Question

If \( \alpha = \frac{\pi}{4} + \sum_{p=1}^{11} \tan^{-1} \left( \frac{2^{p-1}}{1 + 2^{2p-1}} \right) \), then the value of \( \tan(\alpha) \) is:

• A. \( 2^9 \)
• B. \( 2^{10} \)
• C. \( 2^{11} \)
• D. \( 2^{12} \)

Hint:

In \( \tan^{-1} \) summations, always try to split the numerator into a difference of two factors whose product (plus 1) matches the denominator.

Answer 1

The Correct Option is C

Step 1: Understanding the Concept:
The summation involving \( \tan^{-1} \) can be solved by expressing the argument as a difference of two terms, \( \tan^{-1} x - \tan^{-1} y = \tan^{-1} \left( \frac{x-y}{1+xy} \right) \), leading to a telescoping series.

Step 2: Key Formula or Approach:
Rewrite the general term: \( \frac{2^{p-1}}{1 + 2^{2p-1}} = \frac{2^p - 2^{p-1}}{1 + 2^p \cdot 2^{p-1}} \).

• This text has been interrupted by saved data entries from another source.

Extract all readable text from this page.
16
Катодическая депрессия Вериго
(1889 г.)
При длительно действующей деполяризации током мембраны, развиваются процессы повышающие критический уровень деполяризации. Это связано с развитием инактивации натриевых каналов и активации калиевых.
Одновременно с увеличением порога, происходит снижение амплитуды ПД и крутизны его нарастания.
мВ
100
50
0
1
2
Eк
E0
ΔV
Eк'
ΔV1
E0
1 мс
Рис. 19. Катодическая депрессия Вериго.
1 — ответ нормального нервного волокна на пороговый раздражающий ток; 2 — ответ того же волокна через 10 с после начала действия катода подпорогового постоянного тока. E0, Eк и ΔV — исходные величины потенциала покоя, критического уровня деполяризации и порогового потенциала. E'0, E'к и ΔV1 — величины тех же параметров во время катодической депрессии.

Step 3: Detailed Explanation:
1. General term \( T_p = \tan^{-1}(2^p) - \tan^{-1}(2^{p-1}) \). 2. Sum \( S = \sum_{p=1}^{11} [\tan^{-1}(2^p) - \tan^{-1}(2^{p-1})] \). This is a telescoping sum: \( S = (\tan^{-1} 2^1 - \tan^{-1} 2^0) + (\tan^{-1} 2^2 - \tan^{-1} 2^1) + \dots + (\tan^{-1} 2^{11} - \tan^{-1} 2^{10}) \). \( S = \tan^{-1}(2^{11}) - \tan^{-1}(1) = \tan^{-1}(2^{11}) - \frac{\pi}{4} \). 3. Substitute back into \( \alpha \): \( \alpha = \frac{\pi}{4} + \left( \tan^{-1}(2^{11}) - \frac{\pi}{4} \right) = \tan^{-1}(2^{11}) \). 4. Therefore, \( \tan(\alpha) = 2^{11} \).

Step 4: Final Answer:
The value of \( \tan(\alpha) \) is \( 2^{11} \).